Hydrocarbon-bearing shale has become a major source of energy in recent years. Assessment of rock properties is extremely important in source rocks because of pervasive heterogeneity, thin beds, and incomplete and uncertain knowledge of saturation-porosity-resistivity models. Two major interpretation challenges in hydrocarbon-bearing shale are (a) constructing a reliable petrophysical model, and (b) quantifying the uncertainty of interpretation products. Many factors impact the petrophysical model, including complex solid composition, pore structure, and porous kerogen.
This paper introduces a stochastic joint inversion method specifically developed to address the quantitative petrophysical interpretation of hydrocarbon-bearing shale. The method is based on the rapid and interactive numerical simulation of resistivity and nuclear logs. Instead of property values themselves, the estimation method delivers the posterior probability of each property. The Markov-Chain Monte Carlo (MCMC) algorithm is employed to sample the model space to quantify the posterior distribution of formation properties. This procedure optimally contends with the challenges of complex mineralogy. Compared to traditional deterministic estimation procedures, the new interpretation method explicitly quantifies the uncertainty of hydrocarbon-bearing shale properties. Additionally, it allows the use of fit for-purpose statistical correlations between water saturation, salt concentration, porosity, and electrical resistivity to implement uncertain, non-Archie resistivity models derived from core data, including those affected by total organic carbon (TOC). The estimation method also explicitly corrects for shoulder-bed effects on well logs across thin beds, thereby providing enhanced layer-by-layer values of solid composition, porosity, and fluid saturation.
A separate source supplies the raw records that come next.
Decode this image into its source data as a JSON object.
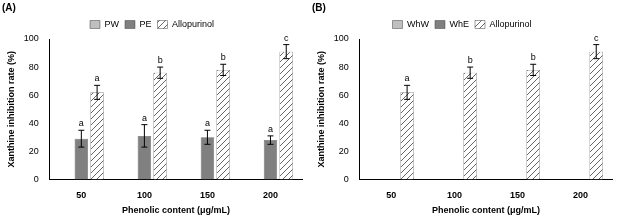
{
  "chart_data": [
    {
      "type": "bar",
      "title": "(A)",
      "x_label": "Phenolic content (μg/mL)",
      "y_label": "Xanthine inhibition rate (%)",
      "categories": [
        "50",
        "100",
        "150",
        "200"
      ],
      "series": [
        {
          "name": "PW",
          "color": "#bfbfbf",
          "values": [
            null,
            null,
            null,
            null
          ],
          "errors": [
            null,
            null,
            null,
            null
          ],
          "letters": [
            null,
            null,
            null,
            null
          ]
        },
        {
          "name": "PE",
          "color": "#808080",
          "values": [
            29,
            31,
            30,
            28
          ],
          "errors": [
            6,
            8,
            5,
            3
          ],
          "letters": [
            "a",
            "a",
            "a",
            "a"
          ]
        },
        {
          "name": "Allopurinol",
          "color": "#d9d9d9",
          "values": [
            62,
            76,
            78,
            91
          ],
          "errors": [
            5,
            4,
            4,
            5
          ],
          "letters": [
            "a",
            "b",
            "b",
            "c"
          ]
        }
      ],
      "ylim": [
        0,
        100
      ],
      "yticks": [
        0,
        20,
        40,
        60,
        80,
        100
      ],
      "grid": false,
      "legend": "top"
    },
    {
      "type": "bar",
      "title": "(B)",
      "x_label": "Phenolic content (μg/mL)",
      "y_label": "Xanthine inhibition rate (%)",
      "categories": [
        "50",
        "100",
        "150",
        "200"
      ],
      "series": [
        {
          "name": "WhW",
          "color": "#bfbfbf",
          "values": [
            null,
            null,
            null,
            null
          ],
          "errors": [
            null,
            null,
            null,
            null
          ],
          "letters": [
            null,
            null,
            null,
            null
          ]
        },
        {
          "name": "WhE",
          "color": "#808080",
          "values": [
            null,
            null,
            null,
            null
          ],
          "errors": [
            null,
            null,
            null,
            null
          ],
          "letters": [
            null,
            null,
            null,
            null
          ]
        },
        {
          "name": "Allopurinol",
          "color": "#d9d9d9",
          "values": [
            62,
            76,
            78,
            91
          ],
          "errors": [
            5,
            4,
            4,
            5
          ],
          "letters": [
            "a",
            "b",
            "b",
            "c"
          ]
        }
      ],
      "ylim": [
        0,
        100
      ],
      "yticks": [
        0,
        20,
        40,
        60,
        80,
        100
      ],
      "grid": false,
      "legend": "top"
    }
  ]
}
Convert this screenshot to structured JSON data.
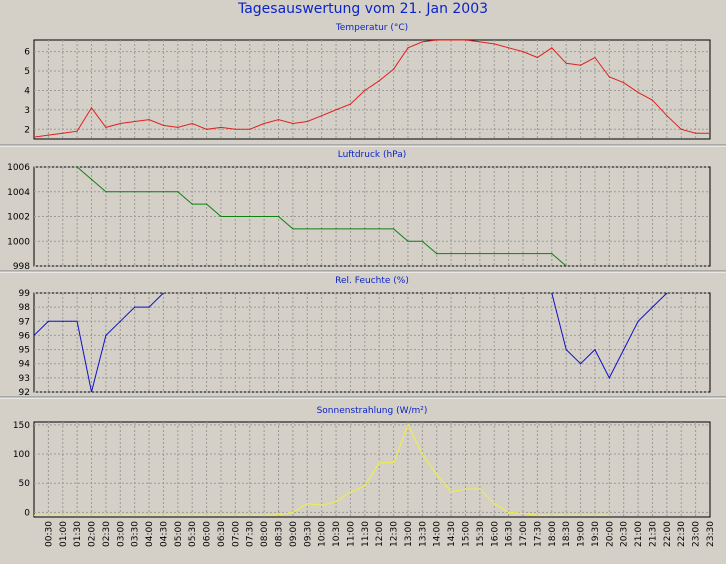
{
  "page": {
    "title": "Tagesauswertung vom 21. Jan 2003"
  },
  "colors": {
    "background": "#d4d0c8",
    "title": "#0b24c8",
    "grid": "#9a9a9a"
  },
  "chart_data": [
    {
      "type": "line",
      "title": "Temperatur (°C)",
      "color": "#e02020",
      "ylim": [
        1.5,
        6.6
      ],
      "yticks": [
        2,
        3,
        4,
        5,
        6
      ],
      "grid": true,
      "x": [
        "00:00",
        "00:30",
        "01:00",
        "01:30",
        "02:00",
        "02:30",
        "03:00",
        "03:30",
        "04:00",
        "04:30",
        "05:00",
        "05:30",
        "06:00",
        "06:30",
        "07:00",
        "07:30",
        "08:00",
        "08:30",
        "09:00",
        "09:30",
        "10:00",
        "10:30",
        "11:00",
        "11:30",
        "12:00",
        "12:30",
        "13:00",
        "13:30",
        "14:00",
        "14:30",
        "15:00",
        "15:30",
        "16:00",
        "16:30",
        "17:00",
        "17:30",
        "18:00",
        "18:30",
        "19:00",
        "19:30",
        "20:00",
        "20:30",
        "21:00",
        "21:30",
        "22:00",
        "22:30",
        "23:00",
        "23:30"
      ],
      "values": [
        1.6,
        1.7,
        1.8,
        1.9,
        3.1,
        2.1,
        2.3,
        2.4,
        2.5,
        2.2,
        2.1,
        2.3,
        2.0,
        2.1,
        2.0,
        2.0,
        2.3,
        2.5,
        2.3,
        2.4,
        2.7,
        3.0,
        3.3,
        4.0,
        4.5,
        5.1,
        6.2,
        6.5,
        6.6,
        6.6,
        6.6,
        6.5,
        6.4,
        6.2,
        6.0,
        5.7,
        6.2,
        5.4,
        5.3,
        5.7,
        4.7,
        4.4,
        3.9,
        3.5,
        2.7,
        2.0,
        1.8,
        1.8
      ]
    },
    {
      "type": "line",
      "title": "Luftdruck (hPa)",
      "color": "#108010",
      "ylim": [
        998,
        1006
      ],
      "yticks": [
        998,
        1000,
        1002,
        1004,
        1006
      ],
      "grid": true,
      "x": [
        "01:30",
        "02:00",
        "02:30",
        "03:00",
        "03:30",
        "04:00",
        "04:30",
        "05:00",
        "05:30",
        "06:00",
        "06:30",
        "07:00",
        "07:30",
        "08:00",
        "08:30",
        "09:00",
        "09:30",
        "10:00",
        "10:30",
        "11:00",
        "11:30",
        "12:00",
        "12:30",
        "13:00",
        "13:30",
        "14:00",
        "14:30",
        "15:00",
        "15:30",
        "16:00",
        "16:30",
        "17:00",
        "17:30",
        "18:00",
        "18:30"
      ],
      "values": [
        1006,
        1005,
        1004,
        1004,
        1004,
        1004,
        1004,
        1004,
        1003,
        1003,
        1002,
        1002,
        1002,
        1002,
        1002,
        1001,
        1001,
        1001,
        1001,
        1001,
        1001,
        1001,
        1001,
        1000,
        1000,
        999,
        999,
        999,
        999,
        999,
        999,
        999,
        999,
        999,
        998
      ]
    },
    {
      "type": "line",
      "title": "Rel. Feuchte (%)",
      "color": "#1010c8",
      "ylim": [
        92,
        99
      ],
      "yticks": [
        92,
        93,
        94,
        95,
        96,
        97,
        98,
        99
      ],
      "grid": true,
      "x": [
        "00:00",
        "00:30",
        "01:00",
        "01:30",
        "02:00",
        "02:30",
        "03:00",
        "03:30",
        "04:00",
        "04:30",
        "18:00",
        "18:30",
        "19:00",
        "19:30",
        "20:00",
        "20:30",
        "21:00",
        "21:30",
        "22:00"
      ],
      "values": [
        96,
        97,
        97,
        97,
        92,
        96,
        97,
        98,
        98,
        99,
        99,
        95,
        94,
        95,
        93,
        95,
        97,
        98,
        99
      ],
      "segments": [
        [
          0,
          9
        ],
        [
          10,
          18
        ]
      ]
    },
    {
      "type": "line",
      "title": "Sonnenstrahlung (W/m²)",
      "color": "#f0f040",
      "ylim": [
        -8,
        155
      ],
      "yticks": [
        0,
        50,
        100,
        150
      ],
      "grid": true,
      "x": [
        "00:00",
        "00:30",
        "01:00",
        "01:30",
        "02:00",
        "02:30",
        "03:00",
        "03:30",
        "04:00",
        "04:30",
        "05:00",
        "05:30",
        "06:00",
        "06:30",
        "07:00",
        "07:30",
        "08:00",
        "08:30",
        "09:00",
        "09:30",
        "10:00",
        "10:30",
        "11:00",
        "11:30",
        "12:00",
        "12:30",
        "13:00",
        "13:30",
        "14:00",
        "14:30",
        "15:00",
        "15:30",
        "16:00",
        "16:30",
        "17:00",
        "17:30",
        "18:00",
        "18:30",
        "19:00",
        "19:30",
        "20:00"
      ],
      "values": [
        -5,
        -5,
        -5,
        -5,
        -5,
        -5,
        -5,
        -5,
        -5,
        -5,
        -5,
        -5,
        -5,
        -5,
        -5,
        -5,
        -5,
        -4,
        0,
        15,
        12,
        18,
        35,
        45,
        85,
        85,
        150,
        100,
        65,
        35,
        40,
        40,
        15,
        0,
        -2,
        -5,
        -5,
        -5,
        -5,
        -5,
        -5
      ]
    }
  ],
  "x_axis": {
    "tick_labels": [
      "00:30",
      "01:00",
      "01:30",
      "02:00",
      "02:30",
      "03:00",
      "03:30",
      "04:00",
      "04:30",
      "05:00",
      "05:30",
      "06:00",
      "06:30",
      "07:00",
      "07:30",
      "08:00",
      "08:30",
      "09:00",
      "09:30",
      "10:00",
      "10:30",
      "11:00",
      "11:30",
      "12:00",
      "12:30",
      "13:00",
      "13:30",
      "14:00",
      "14:30",
      "15:00",
      "15:30",
      "16:00",
      "16:30",
      "17:00",
      "17:30",
      "18:00",
      "18:30",
      "19:00",
      "19:30",
      "20:00",
      "20:30",
      "21:00",
      "21:30",
      "22:00",
      "22:30",
      "23:00",
      "23:30"
    ]
  }
}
In the case of underdetermined estimation problems, i.e. when the number of measurements is lower than the number of unknowns, the use of a-priori information enables plausible results within pre-specified petrophysical and compositional bounds.
The developed stochastic interpretation technique is successfully verified with data acquired in the Barnett shale. Core data are combined into a-priori information for interpretation of nuclear and resistivity logs. Results consist of mineral concentrations, TOC, and porosity together with their uncertainty. The agreement between estimated mineral/fluid concentrations and core data is better than 80%.